As a PPE student, you will have access to numerous extra-curricular events and opportunities further enrich your student experience, including lectures by visiting academics and guest speakers, mentoring, careers events and numerous personal development opportunities.

ppe society

Warwick PPE Society

Established in 2004, the Warwick PPE Society is a dynamic student-run academic group that hosts a range of events related to Philosophy, Politics and Economics.

The Society aims to bring together all students with an interest in the disciplines, and with over 1000 members it certainly engages with more students than those on the course.

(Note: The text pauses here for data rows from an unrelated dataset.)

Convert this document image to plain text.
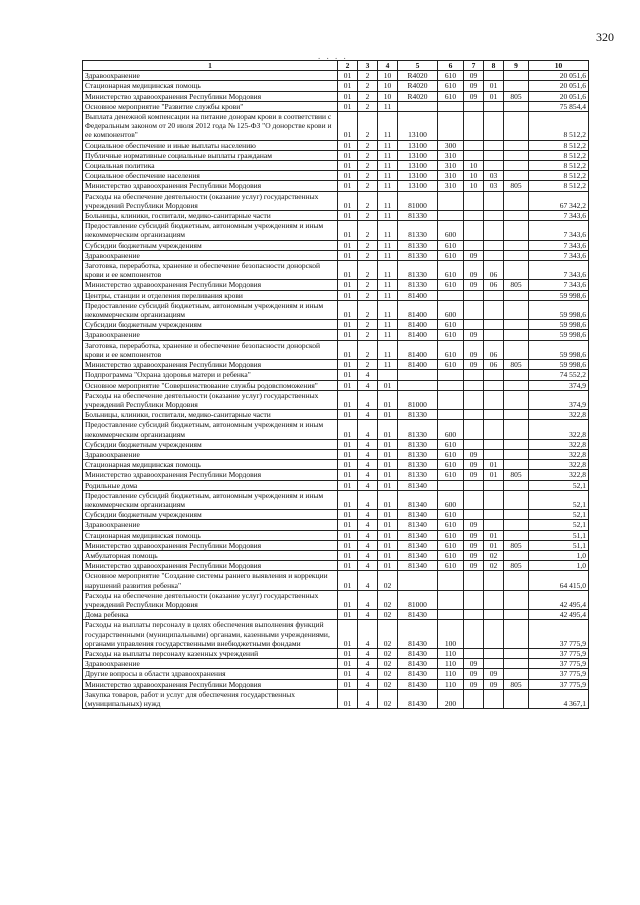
320
. . . .
1	2	3	4	5	6	7	8	9	10
Здравоохранение	01	2	10	R4020	610	09			20 051,6
Стационарная медицинская помощь	01	2	10	R4020	610	09	01		20 051,6
Министерство здравоохранения Республики Мордовия	01	2	10	R4020	610	09	01	805	20 051,6
Основное мероприятие "Развитие службы крови"	01	2	11						75 854,4
Выплата денежной компенсации на питание донорам крови в соответствии с Федеральным законом от 20 июля 2012 года № 125-ФЗ "О донорстве крови и ее компонентов"	01	2	11	13100					8 512,2
Социальное обеспечение и иные выплаты населению	01	2	11	13100	300				8 512,2
Публичные нормативные социальные выплаты гражданам	01	2	11	13100	310				8 512,2
Социальная политика	01	2	11	13100	310	10			8 512,2
Социальное обеспечение населения	01	2	11	13100	310	10	03		8 512,2
Министерство здравоохранения Республики Мордовия	01	2	11	13100	310	10	03	805	8 512,2
Расходы на обеспечение деятельности (оказание услуг) государственных учреждений Республики Мордовия	01	2	11	81000					67 342,2
Больницы, клиники, госпитали, медико-санитарные части	01	2	11	81330					7 343,6
Предоставление субсидий бюджетным, автономным учреждениям и иным некоммерческим организациям	01	2	11	81330	600				7 343,6
Субсидии бюджетным учреждениям	01	2	11	81330	610				7 343,6
Здравоохранение	01	2	11	81330	610	09			7 343,6
Заготовка, переработка, хранение и обеспечение безопасности донорской крови и ее компонентов	01	2	11	81330	610	09	06		7 343,6
Министерство здравоохранения Республики Мордовия	01	2	11	81330	610	09	06	805	7 343,6
Центры, станции и отделения переливания крови	01	2	11	81400					59 998,6
Предоставление субсидий бюджетным, автономным учреждениям и иным некоммерческим организациям	01	2	11	81400	600				59 998,6
Субсидии бюджетным учреждениям	01	2	11	81400	610				59 998,6
Здравоохранение	01	2	11	81400	610	09			59 998,6
Заготовка, переработка, хранение и обеспечение безопасности донорской крови и ее компонентов	01	2	11	81400	610	09	06		59 998,6
Министерство здравоохранения Республики Мордовия	01	2	11	81400	610	09	06	805	59 998,6
Подпрограмма "Охрана здоровья матери и ребенка"	01	4							74 552,2
Основное мероприятие "Совершенствование службы родовспоможения"	01	4	01						374,9
Расходы на обеспечение деятельности (оказание услуг) государственных учреждений Республики Мордовия	01	4	01	81000					374,9
Больницы, клиники, госпитали, медико-санитарные части	01	4	01	81330					322,8
Предоставление субсидий бюджетным, автономным учреждениям и иным некоммерческим организациям	01	4	01	81330	600				322,8
Субсидии бюджетным учреждениям	01	4	01	81330	610				322,8
Здравоохранение	01	4	01	81330	610	09			322,8
Стационарная медицинская помощь	01	4	01	81330	610	09	01		322,8
Министерство здравоохранения Республики Мордовия	01	4	01	81330	610	09	01	805	322,8
Родильные дома	01	4	01	81340					52,1
Предоставление субсидий бюджетным, автономным учреждениям и иным некоммерческим организациям	01	4	01	81340	600				52,1
Субсидии бюджетным учреждениям	01	4	01	81340	610				52,1
Здравоохранение	01	4	01	81340	610	09			52,1
Стационарная медицинская помощь	01	4	01	81340	610	09	01		51,1
Министерство здравоохранения Республики Мордовия	01	4	01	81340	610	09	01	805	51,1
Амбулаторная помощь	01	4	01	81340	610	09	02		1,0
Министерство здравоохранения Республики Мордовия	01	4	01	81340	610	09	02	805	1,0
Основное мероприятие "Создание системы раннего выявления и коррекции нарушений развития ребенка"	01	4	02						64 415,0
Расходы на обеспечение деятельности (оказание услуг) государственных учреждений Республики Мордовия	01	4	02	81000					42 495,4
Дома ребенка	01	4	02	81430					42 495,4
Расходы на выплаты персоналу в целях обеспечения выполнения функций государственными (муниципальными) органами, казенными учреждениями, органами управления государственными внебюджетными фондами	01	4	02	81430	100				37 775,9
Расходы на выплаты персоналу казенных учреждений	01	4	02	81430	110				37 775,9
Здравоохранение	01	4	02	81430	110	09			37 775,9
Другие вопросы в области здравоохранения	01	4	02	81430	110	09	09		37 775,9
Министерство здравоохранения Республики Мордовия	01	4	02	81430	110	09	09	805	37 775,9
Закупка товаров, работ и услуг для обеспечения государственных (муниципальных) нужд	01	4	02	81430	200				4 367,1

The Society runs speaker events, supports careers development and arranges a range of social activites from sports teams, international trips and the annual PPE Ball.

Other Societies


Economics 360 Lecture Series

Each year the Department of Economics hosts Economics 360; a special lecture series presented by the Department of Economics designed to broaden the education experience and help students interpret what they have learnt in lectures and classes to interesting and important real world situations and subjects.

Previous speakers have included Paul Seabright (Professor at The Toulouse School of Economics, Director of The Institute for Advanced Study in Toulouse and Member of The Institut d'Economie Industrielle), Angus Armstrong (Director of Rebuilding Macroeconomics and Chief Economic Adviser at Lloyds Bank Group), and Andy Haldane (Chief Economics and Executive Director of Monetary Analysis and Statistics, Bank of England).


PAIS Film Series

Politics and International Studies run a departmental film club, which regularly screens documentaries and feature films that focus on the political themes students explore in their undergraduate and postgraduate learning. Films range from Hollywood blockbusters such as Argo and Zero Dark Thirty to independent or foreign-language films such as The Lives of Others and La Haine. Documentary screenings have included Countdown to Zero, When China Met Africa and The Fog Of War. Each film is introduced by a member of academic staff and is followed by an informal discussion, enabling students to share opinions.


Undergraduate Research Support Scheme (URSS)

The Undergraduate Research Support Scheme enables undergraduate students to carry out an interdisciplinary summer research project. The scheme is open to any UG student at Warwick. Successful students receive a bursary and skills development training to carry out their project, and students' achivements are celebrated at the Research Showcase in November.


PPE Research Assistants

Every year we have new opportunities for PPE students to work as Research Assistants, working with academic members of staff to support research, teaching and student experience in Philosophy, Politics and Economics. As a Research Assistant, students are paid to work on a project with an academic and gain a greater understanding of research and teaching at university. Current research projects include:

  • The Sense of Commitment: An Integrative Framework for Modelling the Sense of Commitment

Combining theoretical research conducted at the Department of Philosophy with carefully designed lab experiments carried out at Warwick's Department of Psychology and at the Department of Cognitive Science at the Central European University in Budapest, the project will illuminate how and when people are willing to make and honor commitments, and to rely on others’ commitments, and will also shed light on the emergence of a sense of commitment in young children.

  • Bathing in the Multitude: Sociability in the City

Although the world is fast becoming majority urban, the city has only rarely been viewed as a promising venue for meaningful associational life, more often described with reference to anomie and loneliness. However, the anonymity and density afforded by cities is also felt by many to be an inherently liberating, sometimes even erotic experience. Is there a necessary tension between the meeting of our social needs and the patterns and practices of urban living? If so, how should we assess this tension?